Deprem bilimci Prof. Dr. Hasan Sözbilir’e göre Ege’deki depremlerin 7,0’dan büyük olması durumunda Kuşadası, Bodrum ve Datça kıyılarında tsunami tehlikesi var.
Dokuz Eylül Üniversitesi (DEÜ) Deprem Araştırma ve Uygulama Merkezi (DAUM) Müdürü ve Mühendislik Fakültesi Jeoloji Mühendisliği Bölümü Öğretim Üyesi Prof. Sözbilir, Ege’de ‘deprem fırtınası’na ilişkin DHA‘ya açıklamalar yaptı.
1956’daki iki depremi hatırlatan Sözbilir, şunları söyledi:
‘Tarihsel volkanik patlamalar’
Güney Ege Volkanik Ada Yayı olarak bilinen bu yay şekilli ortamda değişik büyüklükte Santorini, Milos, Nisiros gibi volkanik adalar bulunur. Bu adaları oluşturan volkanlar çevresinde tarihsel ve aletsel dönemde çok sayıda depremler, tarihsel dönemlerde bu adalarda volkanik patlamalar gelişmiş. Bu nedenle bu adaları oluşturan volkanların günümüzde de aktif olduğu kabul edilmektedir.

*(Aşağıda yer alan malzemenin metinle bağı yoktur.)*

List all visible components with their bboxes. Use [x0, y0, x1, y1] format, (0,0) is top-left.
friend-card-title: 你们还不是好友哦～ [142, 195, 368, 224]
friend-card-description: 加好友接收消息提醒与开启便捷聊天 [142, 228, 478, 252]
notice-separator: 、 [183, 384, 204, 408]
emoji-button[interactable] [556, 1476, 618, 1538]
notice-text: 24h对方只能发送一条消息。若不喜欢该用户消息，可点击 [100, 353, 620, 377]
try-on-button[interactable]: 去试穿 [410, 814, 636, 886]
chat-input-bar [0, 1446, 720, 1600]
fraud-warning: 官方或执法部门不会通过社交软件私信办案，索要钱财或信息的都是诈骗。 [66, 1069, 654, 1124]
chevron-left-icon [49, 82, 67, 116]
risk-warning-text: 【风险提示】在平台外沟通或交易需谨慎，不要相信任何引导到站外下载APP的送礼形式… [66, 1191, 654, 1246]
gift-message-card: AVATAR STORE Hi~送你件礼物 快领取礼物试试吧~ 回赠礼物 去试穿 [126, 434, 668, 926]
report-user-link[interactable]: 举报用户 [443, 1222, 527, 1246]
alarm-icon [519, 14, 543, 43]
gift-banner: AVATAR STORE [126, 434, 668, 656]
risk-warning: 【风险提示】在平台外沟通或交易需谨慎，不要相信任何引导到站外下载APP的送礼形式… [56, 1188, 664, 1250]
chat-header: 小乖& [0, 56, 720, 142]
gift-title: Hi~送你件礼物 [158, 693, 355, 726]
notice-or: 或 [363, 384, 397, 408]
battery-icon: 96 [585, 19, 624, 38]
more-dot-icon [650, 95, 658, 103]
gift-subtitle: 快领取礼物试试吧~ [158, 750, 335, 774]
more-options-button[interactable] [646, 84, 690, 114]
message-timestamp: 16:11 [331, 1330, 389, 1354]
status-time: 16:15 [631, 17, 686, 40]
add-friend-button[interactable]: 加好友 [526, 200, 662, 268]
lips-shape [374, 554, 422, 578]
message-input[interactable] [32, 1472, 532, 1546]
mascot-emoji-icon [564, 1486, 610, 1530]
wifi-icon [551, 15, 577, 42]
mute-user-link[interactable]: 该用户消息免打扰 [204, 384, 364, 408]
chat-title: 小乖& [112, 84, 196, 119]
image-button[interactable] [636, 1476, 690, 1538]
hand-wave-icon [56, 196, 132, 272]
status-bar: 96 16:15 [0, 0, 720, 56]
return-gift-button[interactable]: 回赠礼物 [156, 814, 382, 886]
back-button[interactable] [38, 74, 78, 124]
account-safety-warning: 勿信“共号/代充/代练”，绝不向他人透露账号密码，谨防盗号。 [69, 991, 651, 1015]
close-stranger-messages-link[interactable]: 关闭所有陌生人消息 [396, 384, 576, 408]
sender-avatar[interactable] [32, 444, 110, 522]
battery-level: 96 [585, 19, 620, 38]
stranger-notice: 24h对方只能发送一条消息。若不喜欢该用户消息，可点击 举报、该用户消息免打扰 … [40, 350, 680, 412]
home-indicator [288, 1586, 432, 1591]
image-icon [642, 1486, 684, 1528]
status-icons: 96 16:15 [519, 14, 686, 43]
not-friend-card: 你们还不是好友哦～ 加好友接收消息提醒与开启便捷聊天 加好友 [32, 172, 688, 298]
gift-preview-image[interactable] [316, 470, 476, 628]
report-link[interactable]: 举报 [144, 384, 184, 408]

Bölgede bu volkanik çıkışları kontrol eden deniz altı diri faylar var. Bu diri faylar da aynı şekilde volkanik yay geometrisine uygun olacak şekilde Yunanistan’la Türkiye arasındaki Ege Denizi altındaki kabuğu kırarak, deprem üretmekte ve böylece bölgedeki gerilmeyi karşılamaktadır. Ege kabuğunun altındaysa Girit Adası güneyinden geçen ve Ege dalma batma zonu olarak bilinen yay şekilli levha sınırı bulunur. Bu sınırın güneyindeyse Afrika levhası Ege levhasının altına yılda 20 milimetre hızla dalmaktadır. Bu nedenle Girit Adası ile Rodos Adası arasında da çok sayıda deprem meydana gelmektedir.

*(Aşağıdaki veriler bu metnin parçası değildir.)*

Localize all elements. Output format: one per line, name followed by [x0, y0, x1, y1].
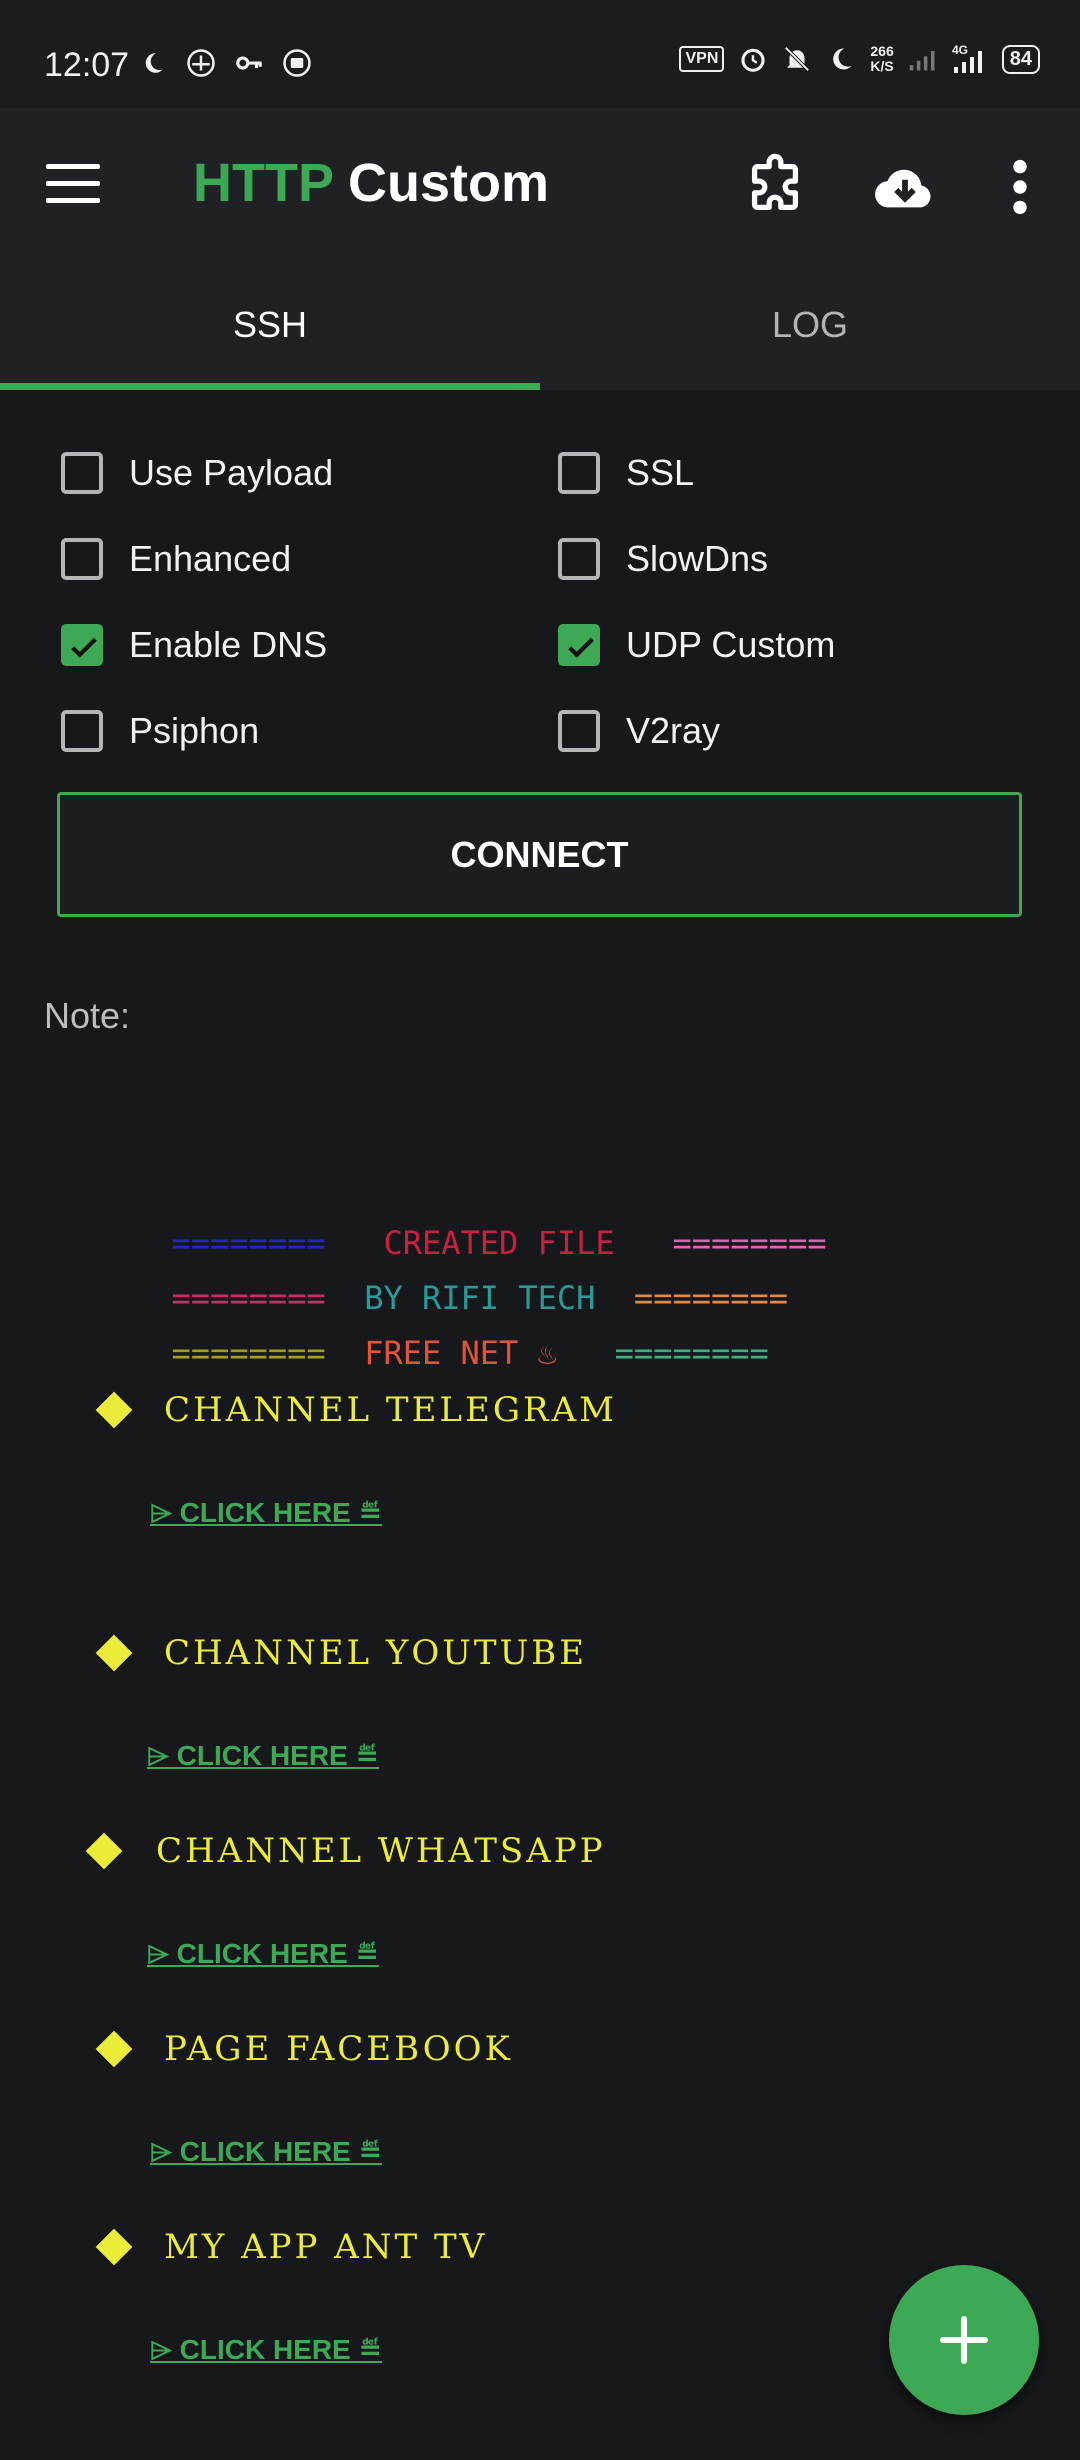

1956’daki depremleri hatırlattı
Yunan meslektaşlarımız Santorini kuzeyinde, Santorini-Amorgos fay sisteminin varlığını ortaya çıkarmış ve bu fay sistemi boyunca önemli bir aktivitenin olacağını ve bu aktivitenin aktif volkanizmayla ilişkili olabileceğini belirtmişlerdir. Geçen yıl yapılan bir çalışmada da 9 Eylül 1956’da meydana gelen 7.5 büyüklüğündeki ve 25 kilometre odak derinliğindeki Amorgos depreminin deniz tabanında 75 kilometre uzunluğunda yüzey kırığı geliştirdiği ve yakın adalarda tsunamiye neden olduğu anlaşılmıştır.
Kayıtlarda 1956 depreminden sadece 13 saniye sonra odak derinliği 45-90 kilometre olan ve büyüklüğü 6,0’la 7,2 olan ikinci bir deprem daha meydana geldiği bilinmektedir. Bu depremlerde Santorini ve Amorgos’ta 3 bin 200 binanın hasar gördüğü ve 54 kişinin can verdiği kayıtlardan anlaşılmaktadır.
‘Yıkıcı deprem üretme ihtimalleri yüksek’
Son günlerde ocak sonu, şubat başında meydana gelen depremler de Santorini-Amorgos fayı ve bu fayın yakın çevresindeki fayların tetiklendiği anlaşılmaktadır. 1956’da Amorgos fayının kırıldığını düşündüğümüzde son bir haftadır meydana gelen depremlerin magmatik kaynaklar ve hidrotermal aktivite nedeniyle tetiklenmiş depremler oldukları ve yeni bir volkanik aktivite başlangıcını gösterdiği kabul edilebilir. Bu nedenlerle bölgedeki Anafi-Astypalea fay sistemi, Los fay sistemi ve Kinairos fayının yakın gelecekte yıkıcı deprem üretme ihtimali yüksek görünmektedir.
‘Türkiye’nin etkilenme derecesi düşük ama…’
Bu fay sistemlerinin Türkiye kıyılarına uzaklığı 150-200 kilometreyi bulduğundan, Türkiye’nin bu depremlerden etkilenme derecesi düşüktür. Fakat bu bölgedeki deniz altı faylarının 7’den büyük deprem üretmesi durumunda Kuşadası-Bodrum-Datça kıyılarının tsunami tehlikesi açısından modellenmesi ve buna göre önlem alınması gerekmektedir.